As Pope Benedict XVI often pointed out, this presumption results in a “practical atheism,” since we have convinced ourselves that we can get along just fine without God.
Despair and presumption ... As St. Augustine writes about the two robbers crucified on either side of Jesus: “Do not despair: one of the thieves was saved; do not presume: one of the thieves was damned.”
Which brings us to Advent, that holy season of spiritual preparation for Christmas that begins Sunday.
We prepare for the coming of our Savior, whose birth the world celebrates at Christmas.
But, it’s all a sham, or, just a winter cultural celebration, if we figure we really don’t need a Savior.

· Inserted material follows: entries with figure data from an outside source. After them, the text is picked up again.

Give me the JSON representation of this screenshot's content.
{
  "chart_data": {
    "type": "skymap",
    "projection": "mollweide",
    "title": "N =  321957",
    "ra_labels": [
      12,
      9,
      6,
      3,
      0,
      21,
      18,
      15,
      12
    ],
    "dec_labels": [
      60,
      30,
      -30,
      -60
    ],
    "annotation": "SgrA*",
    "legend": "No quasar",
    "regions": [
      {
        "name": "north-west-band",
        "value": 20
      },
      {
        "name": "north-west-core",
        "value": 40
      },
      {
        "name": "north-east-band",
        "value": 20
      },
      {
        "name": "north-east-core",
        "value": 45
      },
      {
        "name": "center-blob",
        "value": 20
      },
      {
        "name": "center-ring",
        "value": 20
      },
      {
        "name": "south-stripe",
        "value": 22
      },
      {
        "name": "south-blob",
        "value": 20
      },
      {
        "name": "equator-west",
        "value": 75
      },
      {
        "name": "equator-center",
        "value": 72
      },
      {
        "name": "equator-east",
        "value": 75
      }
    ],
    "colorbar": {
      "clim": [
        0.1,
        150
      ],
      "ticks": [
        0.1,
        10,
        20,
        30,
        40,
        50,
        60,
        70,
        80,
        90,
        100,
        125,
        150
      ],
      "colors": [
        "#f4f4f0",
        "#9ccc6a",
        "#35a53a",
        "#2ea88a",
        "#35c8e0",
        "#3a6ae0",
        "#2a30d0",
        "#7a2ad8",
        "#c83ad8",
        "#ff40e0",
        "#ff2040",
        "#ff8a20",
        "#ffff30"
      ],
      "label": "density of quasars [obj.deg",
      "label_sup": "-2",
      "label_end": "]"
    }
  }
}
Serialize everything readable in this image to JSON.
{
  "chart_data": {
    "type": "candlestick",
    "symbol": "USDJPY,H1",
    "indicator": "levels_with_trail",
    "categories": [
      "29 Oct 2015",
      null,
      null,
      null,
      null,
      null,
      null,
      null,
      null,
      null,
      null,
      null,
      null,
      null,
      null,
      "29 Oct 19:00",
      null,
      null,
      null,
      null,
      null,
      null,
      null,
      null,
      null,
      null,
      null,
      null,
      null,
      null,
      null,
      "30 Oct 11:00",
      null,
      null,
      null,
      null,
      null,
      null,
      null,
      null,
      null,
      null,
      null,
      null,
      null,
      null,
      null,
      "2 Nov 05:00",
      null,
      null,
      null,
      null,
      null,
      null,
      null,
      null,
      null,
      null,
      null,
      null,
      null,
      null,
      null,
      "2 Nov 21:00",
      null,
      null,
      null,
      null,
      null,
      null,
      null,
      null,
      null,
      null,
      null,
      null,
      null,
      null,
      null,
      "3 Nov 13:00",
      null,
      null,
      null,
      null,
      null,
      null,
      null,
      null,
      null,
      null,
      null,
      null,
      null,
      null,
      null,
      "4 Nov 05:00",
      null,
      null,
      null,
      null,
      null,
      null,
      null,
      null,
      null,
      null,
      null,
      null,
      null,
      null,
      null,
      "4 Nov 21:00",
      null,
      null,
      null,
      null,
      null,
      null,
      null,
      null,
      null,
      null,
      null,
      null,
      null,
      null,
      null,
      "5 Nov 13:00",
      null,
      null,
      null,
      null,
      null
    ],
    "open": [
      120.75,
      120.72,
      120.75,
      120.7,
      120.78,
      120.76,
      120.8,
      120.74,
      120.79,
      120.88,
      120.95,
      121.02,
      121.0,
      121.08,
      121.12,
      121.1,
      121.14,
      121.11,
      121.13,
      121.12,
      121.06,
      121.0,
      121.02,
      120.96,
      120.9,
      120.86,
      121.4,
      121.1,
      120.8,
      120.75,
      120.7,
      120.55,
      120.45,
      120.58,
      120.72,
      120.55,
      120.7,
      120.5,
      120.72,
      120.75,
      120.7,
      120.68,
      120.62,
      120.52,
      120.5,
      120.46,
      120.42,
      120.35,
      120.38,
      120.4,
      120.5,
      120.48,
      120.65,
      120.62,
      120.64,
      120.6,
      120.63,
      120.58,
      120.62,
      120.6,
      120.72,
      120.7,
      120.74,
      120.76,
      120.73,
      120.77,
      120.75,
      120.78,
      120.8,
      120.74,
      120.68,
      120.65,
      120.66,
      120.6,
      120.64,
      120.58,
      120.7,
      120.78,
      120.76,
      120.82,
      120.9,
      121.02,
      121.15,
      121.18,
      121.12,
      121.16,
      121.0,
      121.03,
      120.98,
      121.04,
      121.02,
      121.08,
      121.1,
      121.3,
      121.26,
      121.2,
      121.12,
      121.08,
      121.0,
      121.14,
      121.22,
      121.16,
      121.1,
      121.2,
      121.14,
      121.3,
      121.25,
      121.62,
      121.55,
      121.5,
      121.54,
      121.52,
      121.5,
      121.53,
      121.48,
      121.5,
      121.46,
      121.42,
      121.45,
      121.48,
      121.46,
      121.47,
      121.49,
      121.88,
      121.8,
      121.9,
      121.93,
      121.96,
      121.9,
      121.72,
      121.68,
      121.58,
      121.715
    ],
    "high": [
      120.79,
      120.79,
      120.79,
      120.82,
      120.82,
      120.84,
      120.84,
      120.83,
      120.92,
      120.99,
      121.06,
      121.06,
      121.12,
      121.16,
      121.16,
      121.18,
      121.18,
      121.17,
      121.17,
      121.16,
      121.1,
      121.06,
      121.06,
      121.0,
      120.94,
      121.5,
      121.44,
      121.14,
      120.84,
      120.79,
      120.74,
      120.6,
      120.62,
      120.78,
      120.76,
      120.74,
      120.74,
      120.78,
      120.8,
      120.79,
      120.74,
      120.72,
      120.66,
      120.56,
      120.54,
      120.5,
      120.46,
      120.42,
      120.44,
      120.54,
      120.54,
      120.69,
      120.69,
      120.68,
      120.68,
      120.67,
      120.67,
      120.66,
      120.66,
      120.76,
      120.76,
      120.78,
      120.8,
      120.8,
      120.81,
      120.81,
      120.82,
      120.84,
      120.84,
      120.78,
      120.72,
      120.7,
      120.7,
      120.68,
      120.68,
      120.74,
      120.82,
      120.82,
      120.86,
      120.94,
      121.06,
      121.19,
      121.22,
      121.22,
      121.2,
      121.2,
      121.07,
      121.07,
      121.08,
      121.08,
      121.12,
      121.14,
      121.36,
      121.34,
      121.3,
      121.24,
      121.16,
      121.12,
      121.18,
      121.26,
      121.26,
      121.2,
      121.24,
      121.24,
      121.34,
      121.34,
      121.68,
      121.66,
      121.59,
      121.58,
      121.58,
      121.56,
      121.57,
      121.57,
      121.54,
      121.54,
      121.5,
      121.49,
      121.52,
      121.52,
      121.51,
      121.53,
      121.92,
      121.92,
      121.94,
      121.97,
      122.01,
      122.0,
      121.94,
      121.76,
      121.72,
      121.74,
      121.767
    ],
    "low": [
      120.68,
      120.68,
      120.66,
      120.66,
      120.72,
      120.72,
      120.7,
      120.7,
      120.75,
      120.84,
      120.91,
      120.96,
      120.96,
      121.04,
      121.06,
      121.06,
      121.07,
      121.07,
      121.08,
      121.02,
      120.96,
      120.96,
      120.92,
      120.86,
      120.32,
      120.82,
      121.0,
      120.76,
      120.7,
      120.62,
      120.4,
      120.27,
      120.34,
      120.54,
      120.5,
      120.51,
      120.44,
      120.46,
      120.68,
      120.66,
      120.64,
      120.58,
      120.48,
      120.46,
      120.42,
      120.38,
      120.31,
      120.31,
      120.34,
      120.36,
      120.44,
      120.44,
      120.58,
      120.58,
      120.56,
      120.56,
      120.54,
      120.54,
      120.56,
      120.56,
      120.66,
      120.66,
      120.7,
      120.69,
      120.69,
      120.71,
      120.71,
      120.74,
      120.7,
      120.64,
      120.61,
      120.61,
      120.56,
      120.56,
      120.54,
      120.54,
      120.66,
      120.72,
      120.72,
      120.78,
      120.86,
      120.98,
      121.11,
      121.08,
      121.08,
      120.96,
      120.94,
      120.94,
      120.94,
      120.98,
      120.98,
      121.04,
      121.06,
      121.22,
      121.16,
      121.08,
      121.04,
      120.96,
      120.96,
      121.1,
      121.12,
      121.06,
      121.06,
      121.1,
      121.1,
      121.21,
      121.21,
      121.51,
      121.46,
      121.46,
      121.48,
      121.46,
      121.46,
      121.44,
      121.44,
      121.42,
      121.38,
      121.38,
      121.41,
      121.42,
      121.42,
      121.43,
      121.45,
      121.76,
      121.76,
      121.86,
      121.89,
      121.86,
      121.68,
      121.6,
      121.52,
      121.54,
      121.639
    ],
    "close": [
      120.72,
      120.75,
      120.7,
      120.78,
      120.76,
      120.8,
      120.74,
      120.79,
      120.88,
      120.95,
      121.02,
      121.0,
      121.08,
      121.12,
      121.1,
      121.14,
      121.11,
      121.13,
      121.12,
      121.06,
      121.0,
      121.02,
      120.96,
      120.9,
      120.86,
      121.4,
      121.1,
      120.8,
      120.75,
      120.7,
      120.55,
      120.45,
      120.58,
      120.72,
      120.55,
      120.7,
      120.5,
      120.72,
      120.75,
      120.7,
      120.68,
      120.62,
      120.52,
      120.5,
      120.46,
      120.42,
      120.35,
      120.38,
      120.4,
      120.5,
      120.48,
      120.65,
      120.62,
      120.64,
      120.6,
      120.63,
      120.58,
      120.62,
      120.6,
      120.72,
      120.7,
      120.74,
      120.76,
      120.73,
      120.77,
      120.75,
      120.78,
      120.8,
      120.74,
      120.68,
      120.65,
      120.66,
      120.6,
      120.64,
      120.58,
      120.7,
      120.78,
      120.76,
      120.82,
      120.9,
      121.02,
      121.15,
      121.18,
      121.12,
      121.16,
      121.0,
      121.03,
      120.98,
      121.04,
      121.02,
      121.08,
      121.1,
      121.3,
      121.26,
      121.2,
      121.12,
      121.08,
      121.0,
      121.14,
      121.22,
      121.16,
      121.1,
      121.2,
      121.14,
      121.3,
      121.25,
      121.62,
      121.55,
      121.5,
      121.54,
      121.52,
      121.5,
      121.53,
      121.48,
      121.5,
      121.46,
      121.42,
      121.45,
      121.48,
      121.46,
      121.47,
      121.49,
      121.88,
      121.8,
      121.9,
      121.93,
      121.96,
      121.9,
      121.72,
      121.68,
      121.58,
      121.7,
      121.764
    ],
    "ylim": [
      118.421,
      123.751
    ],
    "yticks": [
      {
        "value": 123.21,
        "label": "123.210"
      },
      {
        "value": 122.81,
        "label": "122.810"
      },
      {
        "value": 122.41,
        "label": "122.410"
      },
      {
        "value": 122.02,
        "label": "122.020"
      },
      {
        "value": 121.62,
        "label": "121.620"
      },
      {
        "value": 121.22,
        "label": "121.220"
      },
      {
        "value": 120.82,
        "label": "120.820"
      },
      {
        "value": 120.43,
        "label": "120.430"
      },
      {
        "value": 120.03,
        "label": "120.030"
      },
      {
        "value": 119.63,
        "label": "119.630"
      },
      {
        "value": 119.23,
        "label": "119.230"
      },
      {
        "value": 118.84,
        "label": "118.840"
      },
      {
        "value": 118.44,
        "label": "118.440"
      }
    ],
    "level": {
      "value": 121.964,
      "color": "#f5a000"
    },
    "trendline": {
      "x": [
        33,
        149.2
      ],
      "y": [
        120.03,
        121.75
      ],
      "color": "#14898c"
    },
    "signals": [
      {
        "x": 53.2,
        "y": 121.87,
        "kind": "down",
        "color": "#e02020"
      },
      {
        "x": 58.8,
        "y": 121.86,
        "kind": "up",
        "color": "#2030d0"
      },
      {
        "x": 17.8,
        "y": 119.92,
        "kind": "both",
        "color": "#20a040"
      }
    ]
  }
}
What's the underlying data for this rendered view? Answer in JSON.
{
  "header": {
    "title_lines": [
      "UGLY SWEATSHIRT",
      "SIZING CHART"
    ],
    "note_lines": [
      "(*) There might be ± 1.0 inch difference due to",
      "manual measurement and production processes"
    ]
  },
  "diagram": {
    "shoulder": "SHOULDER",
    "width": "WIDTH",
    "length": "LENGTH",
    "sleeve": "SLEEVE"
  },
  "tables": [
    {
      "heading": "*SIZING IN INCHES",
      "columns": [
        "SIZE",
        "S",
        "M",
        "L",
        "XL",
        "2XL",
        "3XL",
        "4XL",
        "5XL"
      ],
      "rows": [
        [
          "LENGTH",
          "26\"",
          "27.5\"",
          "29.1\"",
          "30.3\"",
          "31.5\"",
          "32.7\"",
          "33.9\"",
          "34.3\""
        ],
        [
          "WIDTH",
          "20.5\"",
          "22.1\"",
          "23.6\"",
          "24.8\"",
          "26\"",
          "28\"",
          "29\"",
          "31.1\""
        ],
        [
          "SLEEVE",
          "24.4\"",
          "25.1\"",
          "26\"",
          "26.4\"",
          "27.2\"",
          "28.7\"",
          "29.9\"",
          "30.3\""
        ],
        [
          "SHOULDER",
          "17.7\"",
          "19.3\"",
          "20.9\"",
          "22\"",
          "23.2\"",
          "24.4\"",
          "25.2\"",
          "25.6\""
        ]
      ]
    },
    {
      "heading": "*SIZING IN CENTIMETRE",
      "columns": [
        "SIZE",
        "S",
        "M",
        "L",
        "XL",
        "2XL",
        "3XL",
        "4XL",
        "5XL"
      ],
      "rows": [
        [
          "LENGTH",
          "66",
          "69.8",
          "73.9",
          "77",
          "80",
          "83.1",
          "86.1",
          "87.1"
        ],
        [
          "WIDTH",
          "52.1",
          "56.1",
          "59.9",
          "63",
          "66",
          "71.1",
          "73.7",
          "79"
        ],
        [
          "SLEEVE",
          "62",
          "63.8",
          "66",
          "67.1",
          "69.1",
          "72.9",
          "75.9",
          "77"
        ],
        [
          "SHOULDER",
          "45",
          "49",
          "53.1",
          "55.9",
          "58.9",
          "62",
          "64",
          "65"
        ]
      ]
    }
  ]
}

Many comment these days that Christmas has lost its primary, religious meaning.
No surprise: God the Father sent His Son to save us from sin. If we have concluded we have no sin, if we are convinced we do not need mercy, we’re really telling God He’s wasted His time. What a nice idea to send a Savior to bring us mercy Lord, but that’s really not on my gift list. Haven’t you heard? We don’t need it.
I’m no Scrooge, but a splendid Advent practice is to examine our consciences and discover our sins! In our Christian worldview, as Pope Francis reminds us, this hardly leads to gloom and sadness, but to a humble prayer for mercy, which is ours for the asking. Then comes real joy and peace.
Then, everyday is Thanksgiving, as we whisper, “Give thanks to the Lord for He is good: for His mercy endures forever!
Then everyday is Advent, as we long for a messiah to bring us mercy.
Then everyday is Christmas, as we welcome the birth of the Savior in our lives.